Sebagai sulung, tidak ada role model secara langsung tentang menjadi kakak. Trial and error. Atau, trial and enough, saya menyingkir, membatasi diri, mengurus diri masing-masing saja kalau merasa semakin sulit menghadapi adik. Bukankah pola komunikasi pastinya berubah menyesuaikan dengan perkembangan pribadi? Gaya bicara pada adik yang masih anak-anak dengan adik yang remaja akhir tentunya berbeda. Nah pada masa-masa itu, menjadi individualis adalah perlindungan yang aman bagi kami masing-masing.

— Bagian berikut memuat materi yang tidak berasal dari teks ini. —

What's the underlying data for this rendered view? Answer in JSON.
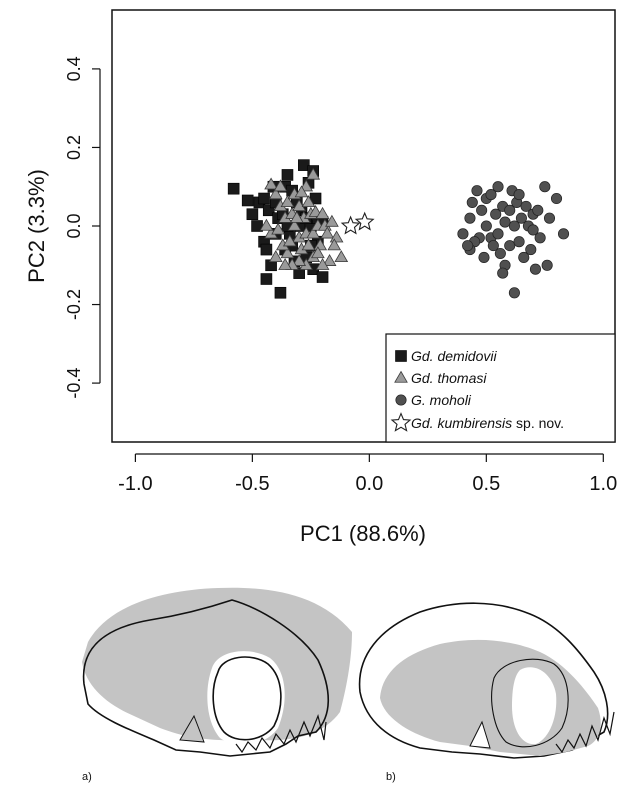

Tidak banyak cerita yang dipertukarkan, momen adik kakak berkegiatan bareng setiap tahunnya bisa dihitung dengan jari. Segala sesuatu berjalan wajar, hingga saya menyadari bahwa kami sudah memasuki usia dewasa dan memulai kehidupan masing-masing. Seperti ada nada-nada penyesalan memang, tapi tidak bisa mengulangnya lagi, kan. Selanjutnya relasi saya dan adik-adik berlangsung baik dan berjarak, selama kami menjaga dan menahan diri untuk tidak menyinggung satu sama lain. Kalaupun hal itu sampai terjadi, biasanya berujung konflik saja.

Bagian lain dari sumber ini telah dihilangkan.